27.11.09

Content With Being Discontent

Aaaah! It's craft sale season, and I am getting so frustrated! I love craft sales, but just can't enjoy them like I used to. I remember craft tables filled with handknits by Granny, and jewellery made by her granddaughters...people with more hobbies then they had relatives to share them with! Craft sales were a means for them to deminish their stock, and support their habits for the long winter ahead!
With handcrafted wares being in such high demand these days, it is getting increasingly difficult to book a table in a craft sale; and the sales I have been to are all repeats of the last, filled with the same vendors, again and again. Not to mention, charging REDICULOUS amounts of money for what cost them peanuts to make, and not a lot of time to construct! That being said, I can totally understand why more and more people are turning their craft into thriving businesses. =]
And this is where I get frustrated! If "I can make that" (like I so often think I can), then why don't I??! As I stroll the isles, my heart aches for a niche in the "craft/art" industry (with a brand name and logo safely tucked away in my memory), only to come home completely uninspired, unmotivated, and scared.
Everywhere I turn, "original", "handcrafted", "locally made" pieces are being marketed, sold, and purchased; and at-home, self-taught, confident, striving women are sitting at their desks doing what they love, supporting their hobbies, and enjoying some good gravy over-flow....
I need to do this, I want to do this...but how does one even begin? Whenever the issue comes up with my patiently loving hubby (with oodles of marketing experience--and that exact "know-how" I question), or anyone for that matter, it doesn't take me long to answer with a very logical excuse...and I'm only frustrating myself doing so.
I find myself so overwhelmed with the amount of talent out there. The competition is freightening. It's the real world, and there is no room for coasting. I have only known "coasting", but it is at this point that I am finally becoming discontent with it.
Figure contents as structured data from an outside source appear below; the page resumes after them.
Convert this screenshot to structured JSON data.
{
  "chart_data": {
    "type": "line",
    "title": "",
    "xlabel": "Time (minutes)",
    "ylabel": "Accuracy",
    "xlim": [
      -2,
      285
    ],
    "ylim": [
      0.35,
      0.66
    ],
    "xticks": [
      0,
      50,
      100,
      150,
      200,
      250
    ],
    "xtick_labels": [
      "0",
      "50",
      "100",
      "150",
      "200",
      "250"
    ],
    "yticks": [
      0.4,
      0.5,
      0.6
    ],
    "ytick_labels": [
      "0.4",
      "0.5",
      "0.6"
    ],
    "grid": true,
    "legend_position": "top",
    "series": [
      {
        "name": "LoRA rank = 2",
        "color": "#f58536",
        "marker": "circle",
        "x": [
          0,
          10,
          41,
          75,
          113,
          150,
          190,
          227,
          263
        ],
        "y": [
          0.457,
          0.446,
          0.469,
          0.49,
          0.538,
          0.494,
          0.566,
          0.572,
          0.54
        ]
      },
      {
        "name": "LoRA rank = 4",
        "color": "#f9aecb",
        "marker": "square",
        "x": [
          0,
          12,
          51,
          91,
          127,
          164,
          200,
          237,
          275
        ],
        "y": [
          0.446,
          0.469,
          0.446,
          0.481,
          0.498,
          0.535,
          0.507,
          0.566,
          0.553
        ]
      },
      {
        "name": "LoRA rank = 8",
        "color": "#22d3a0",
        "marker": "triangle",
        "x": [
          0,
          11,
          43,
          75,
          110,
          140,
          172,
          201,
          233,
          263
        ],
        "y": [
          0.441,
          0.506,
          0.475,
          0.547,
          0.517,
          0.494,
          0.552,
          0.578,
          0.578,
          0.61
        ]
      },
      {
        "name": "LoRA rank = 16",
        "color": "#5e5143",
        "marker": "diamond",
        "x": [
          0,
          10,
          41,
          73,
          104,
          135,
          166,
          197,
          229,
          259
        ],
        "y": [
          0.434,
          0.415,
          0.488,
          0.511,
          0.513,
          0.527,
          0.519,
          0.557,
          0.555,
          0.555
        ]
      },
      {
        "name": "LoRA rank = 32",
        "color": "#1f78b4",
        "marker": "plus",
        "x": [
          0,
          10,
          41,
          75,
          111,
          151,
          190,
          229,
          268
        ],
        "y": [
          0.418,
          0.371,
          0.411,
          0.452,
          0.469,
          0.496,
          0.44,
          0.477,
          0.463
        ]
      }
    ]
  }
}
Thank you, Jesus! I have dreams (which may not necessarily include craft sales), and God wants me to live them. He gave them to me, and is bringing me that much closer to realizing them.
I certainly don't see myself marketing my skills anytime soon, but I think I am able to find contentment in this phase of growing discontent. =] Wha'...explain that one?! As I grow discontent with coasting, observing, and not-doing, God is preparing me with the heart, drive, and ambition that is needed to survive in this creative world. This world which he has filled with individual, one-of-a-kind talents, and I can be happy with that. He created us all, and if "they" can do it, then why can't I?
So in the meantime, I think I'd like to beging with the incredible canvas I brought home today!